Todays post
is on a rather theoretical topic, namely the definition of a species. It is
very basic, but a necessary requirement for other issues such as hybridization
or the subspecies concept, which are relevant for several units of
“breeding-back”. At first it might seem easy to define a species, but everybody
who has a basic deeper knowledge of biology will know that it is actually a
very tricky issue. There are several concepts and definitions of a species, and
none of them qualifies as the ideal and only one. This is why there is the
saying “in a room of n biologists there
are n+1 species definitions”.
The reason
for this problem is that the taxonomical system that classifies organism is an
artificial one made by us humans in order to work efficiently with the
diversity of living beings. Classical Linnean ranks, thought to us in school
and common to most people having a basic biological knowledge, are painfully
artificial and subjective which is why they are usually avoided in modern
phylogenetic systematics and cladistics. The basic biological entity that systematics
are based on are individuals (even here we have blurred lines, see animal
colonies; however, this blog deals only with vertebrates so let us ignore those
for now). The next level are populations, and above that, biological ranks begin
and so does subjectivity. Strictly spoken, a species is more of a hypothesis
than an entity. In this post, I want to outline the different approaches to how
define a species, their problems and also give some examples.
We want to
focus on vertebrates here. For other organismic groups, such as the asexually
reproducing bacteria, there are other approaches on how to define a species. The
most common species definition was coined by Ernst Mayr and is widely known as
the biological species concept. As “biologic” is rather generic, I refer to as
the Mayr’s definition in this post. It defines a group of individuals or
populations that actually or potentially reproduce and produce fully fertile
offspring. This concept works well in many cases, which is why it is widely
used. But there are also examples where it becomes problematic. One problem are
hybridization in the wild; many species have hybrid zones with closely related,
neighbouring species. Prominent examples are fire-bellied toads (Bombina), or Canis, where wolves hybridize with golden jackals in Eurasia1
and coyotes in North America, and so do the so-called pariah dogs2. A
special case of hybridization in the wild that makes the Mayer’s definition problematic
are the so-called ring species. Another example that is relevant for us are
American and European bison (Bison bison and Bison bonasus). Both are geographically
isolated because they dwell different continents, but when brought to the same
area they reproduce readily and produce fully fertile offspring. This is why some
authors have suggested listing them as one species, giving them subspecies
status (although both the European and American bison are further divided into
two subspecies themselves). However, most zoologists still consider both
different species. One reason is another level that is relevant for species
recognition, morphology. There is the so-called morphological concept or
morphospecies that differentiates species based on phenotypical traits. Palaeontologists
mostly have to work with morphospecies only due to a lack of genetic, ethologic
and ecologic data. The problem of morphospecies are intraspecific variation,
which can also lead to a morphologic overlap between closely related species,
as much as phenotypic plasticity. The ambiguity of the morphospecies concept
shows for example in the case of lion (Panthera
leo) and tiger (Panthera tigris). The
skeleton of a female tiger and a male lion are almost indistinguishable3.

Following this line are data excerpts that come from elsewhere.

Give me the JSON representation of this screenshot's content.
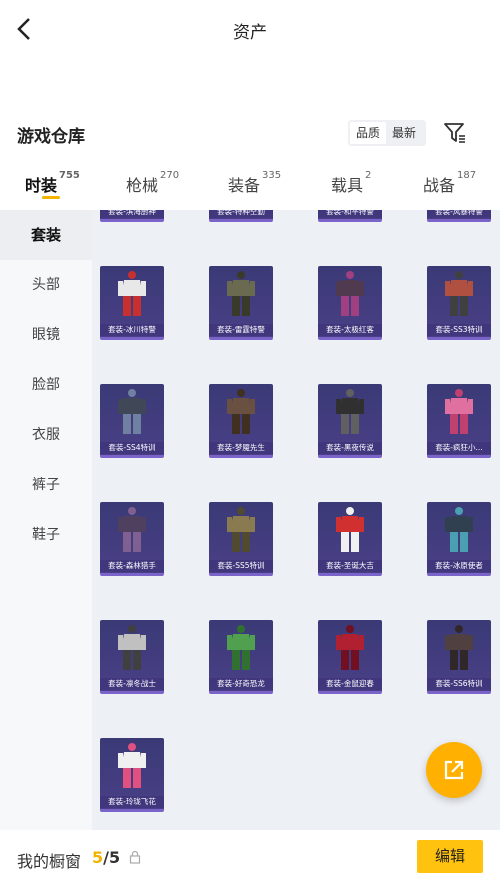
{
  "header": {
    "title": "资产"
  },
  "section": {
    "title": "游戏仓库"
  },
  "sort": {
    "options": [
      "品质",
      "最新"
    ]
  },
  "tabs": [
    {
      "label": "时装",
      "count": "755"
    },
    {
      "label": "枪械",
      "count": "270"
    },
    {
      "label": "装备",
      "count": "335"
    },
    {
      "label": "载具",
      "count": "2"
    },
    {
      "label": "战备",
      "count": "187"
    }
  ],
  "sidebar": {
    "items": [
      "套装",
      "头部",
      "眼镜",
      "脸部",
      "衣服",
      "裤子",
      "鞋子"
    ]
  },
  "grid": {
    "top_partial_labels": [
      "套装-滨海厨神",
      "套装-特种空勤",
      "套装-和平特警",
      "套装-风暴特警"
    ],
    "items": [
      "套装-冰川特警",
      "套装-雷霆特警",
      "套装-太极红客",
      "套装-SS3特训",
      "套装-SS4特训",
      "套装-梦魇先生",
      "套装-黑夜传说",
      "套装-疯狂小...",
      "套装-森林猎手",
      "套装-SS5特训",
      "套装-圣诞大吉",
      "套装-冰原使者",
      "套装-凛冬战士",
      "套装-好奇恐龙",
      "套装-金鼠迎春",
      "套装-SS6特训",
      "套装-玲珑飞花"
    ]
  },
  "bottom": {
    "label": "我的橱窗",
    "current": "5",
    "separator": "/",
    "total": "5",
    "edit_label": "编辑"
  },
  "colors": {
    "accent": "#ffc20e",
    "fab": "#ffb000",
    "card_bg": "#3a3a76"
  }
}
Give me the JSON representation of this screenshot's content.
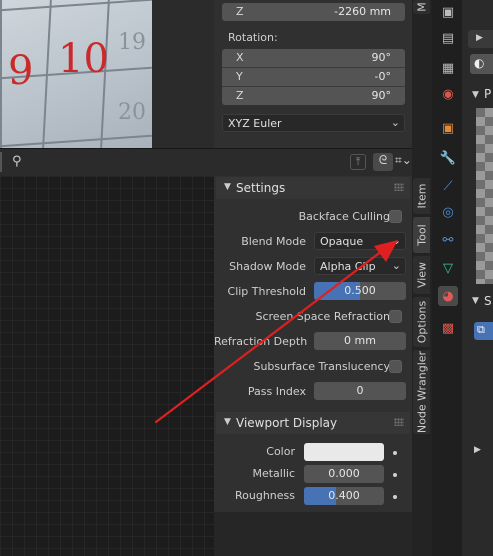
{
  "viewport": {
    "calendar_numbers": [
      "9",
      "10",
      "19",
      "20"
    ]
  },
  "transform": {
    "location_z": {
      "axis": "Z",
      "value": "-2260 mm"
    },
    "rotation_label": "Rotation:",
    "rotation": [
      {
        "axis": "X",
        "value": "90°"
      },
      {
        "axis": "Y",
        "value": "-0°"
      },
      {
        "axis": "Z",
        "value": "90°"
      }
    ],
    "rotation_mode": "XYZ Euler"
  },
  "side_tabs": {
    "top": "M",
    "item": "Item",
    "tool": "Tool",
    "view": "View",
    "options": "Options",
    "node_wrangler": "Node Wrangler"
  },
  "settings": {
    "title": "Settings",
    "backface_culling": {
      "label": "Backface Culling",
      "checked": false
    },
    "blend_mode": {
      "label": "Blend Mode",
      "value": "Opaque"
    },
    "shadow_mode": {
      "label": "Shadow Mode",
      "value": "Alpha Clip"
    },
    "clip_threshold": {
      "label": "Clip Threshold",
      "value": "0.500",
      "fraction": 0.5
    },
    "screen_space_refraction": {
      "label": "Screen Space Refraction",
      "checked": false
    },
    "refraction_depth": {
      "label": "Refraction Depth",
      "value": "0 mm"
    },
    "subsurface_translucency": {
      "label": "Subsurface Translucency",
      "checked": false
    },
    "pass_index": {
      "label": "Pass Index",
      "value": "0"
    }
  },
  "viewport_display": {
    "title": "Viewport Display",
    "color": {
      "label": "Color",
      "hex": "#e9e9e9"
    },
    "metallic": {
      "label": "Metallic",
      "value": "0.000",
      "fraction": 0.0
    },
    "roughness": {
      "label": "Roughness",
      "value": "0.400",
      "fraction": 0.4
    }
  },
  "properties_partial": {
    "header_letter": "P",
    "section_letter": "S"
  },
  "colors": {
    "accent_blue": "#4772b3",
    "annotation_arrow": "#e02020"
  }
}
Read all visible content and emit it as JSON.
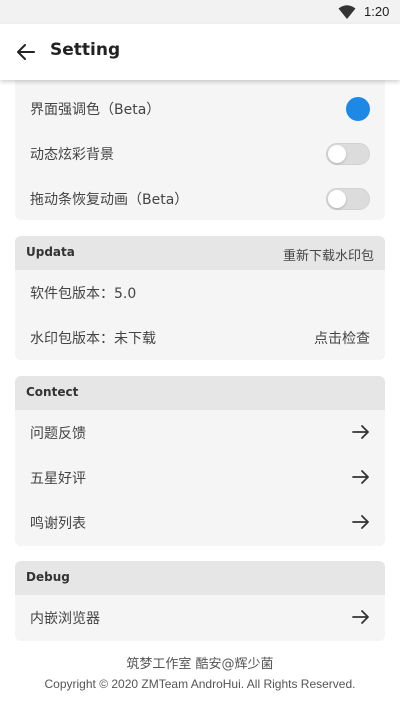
{
  "status_bar": {
    "time": "1:20",
    "wifi_icon": "wifi-icon"
  },
  "app_bar": {
    "back_icon": "arrow-left-icon",
    "title": "Setting"
  },
  "appearance": {
    "items": [
      {
        "label": "界面强调色（Beta）",
        "control": "color-dot",
        "color": "#1e88e5"
      },
      {
        "label": "动态炫彩背景",
        "control": "switch",
        "on": false
      },
      {
        "label": "拖动条恢复动画（Beta）",
        "control": "switch",
        "on": false
      }
    ]
  },
  "updata": {
    "header": "Updata",
    "action": "重新下载水印包",
    "items": [
      {
        "label": "软件包版本：5.0"
      },
      {
        "label": "水印包版本：未下载",
        "value": "点击检查"
      }
    ]
  },
  "contect": {
    "header": "Contect",
    "items": [
      {
        "label": "问题反馈"
      },
      {
        "label": "五星好评"
      },
      {
        "label": "鸣谢列表"
      }
    ]
  },
  "debug": {
    "header": "Debug",
    "items": [
      {
        "label": "内嵌浏览器"
      }
    ]
  },
  "footer": {
    "line1": "筑梦工作室 酷安@辉少菌",
    "line2": "Copyright © 2020 ZMTeam AndroHui. All Rights Reserved."
  }
}
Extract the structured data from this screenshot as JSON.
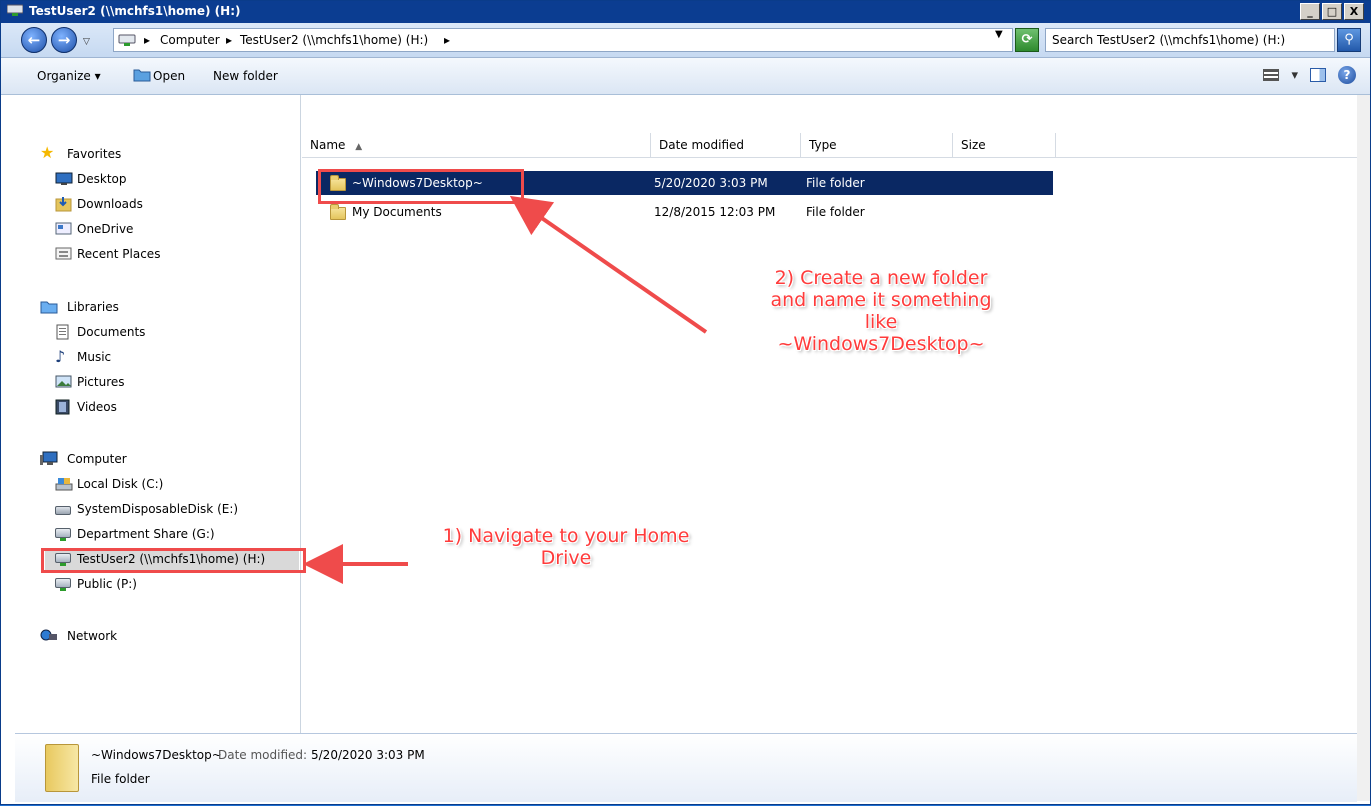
{
  "window": {
    "title": "TestUser2 (\\\\mchfs1\\home) (H:)",
    "buttons": {
      "minimize": "_",
      "maximize": "□",
      "close": "X"
    }
  },
  "address": {
    "crumbs": [
      "Computer",
      "TestUser2 (\\\\mchfs1\\home) (H:)"
    ],
    "search_placeholder": "Search TestUser2 (\\\\mchfs1\\home) (H:)"
  },
  "commands": {
    "organize": "Organize",
    "open": "Open",
    "new_folder": "New folder"
  },
  "nav": {
    "favorites": "Favorites",
    "fav_items": [
      "Desktop",
      "Downloads",
      "OneDrive",
      "Recent Places"
    ],
    "libraries": "Libraries",
    "lib_items": [
      "Documents",
      "Music",
      "Pictures",
      "Videos"
    ],
    "computer": "Computer",
    "comp_items": [
      "Local Disk (C:)",
      "SystemDisposableDisk (E:)",
      "Department Share (G:)",
      "TestUser2 (\\\\mchfs1\\home) (H:)",
      "Public (P:)"
    ],
    "network": "Network"
  },
  "columns": {
    "name": "Name",
    "date": "Date modified",
    "type": "Type",
    "size": "Size"
  },
  "files": [
    {
      "name": "~Windows7Desktop~",
      "date": "5/20/2020 3:03 PM",
      "type": "File folder"
    },
    {
      "name": "My Documents",
      "date": "12/8/2015 12:03 PM",
      "type": "File folder"
    }
  ],
  "details": {
    "name": "~Windows7Desktop~",
    "modified_label": "Date modified:",
    "modified_value": "5/20/2020 3:03 PM",
    "type": "File folder"
  },
  "annotations": {
    "step1_line1": "1) Navigate to your Home",
    "step1_line2": "Drive",
    "step2_line1": "2) Create a new folder",
    "step2_line2": "and name it something",
    "step2_line3": "like",
    "step2_line4": "~Windows7Desktop~"
  },
  "colors": {
    "annotation": "#ff3b3b",
    "selection": "#0a2863",
    "titlebar": "#0b3d91"
  }
}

However, apart from other morphological differences such as coat colour and
hair growth (mane), lions and tigers have different social behaviour, hunting behaviour
and despite an overlap in range do not reproduce in nature, which is why they
are considered separate species. This, as much as the bison example, shows that
in practice not just one species definition but often a mix of several levels
(genetic, morphologic, ethologic and ethologic) is used to determine and
differentiate species.
The third
relevant definition of a species is called the phylogenetic concept, which
deals with species that evolved through cladogenesis (that is the split of
evolutional lines; the direct evolution from one species to another without
cladogenesis is called anagenesis). In this case a species is a monophyletic
clade of one or more population that ends either through speciation (the
evolution of a new species) or extinction. This concept is only useful under
the frame of phylogenetic systematics or cladistics.
Having had
a look at what species actually are, we can dive deeper into the issues of
hybridization and subspecies, which is directly relevant for “breeding-back”
related topics concerning the wisent, quagga and others that have been covered
here on this blog.
References
1 Moura et al. 2013: Unregulated hunting and genetic recovery
from a severe population decline: the cautionary case of Bulgarian wolves.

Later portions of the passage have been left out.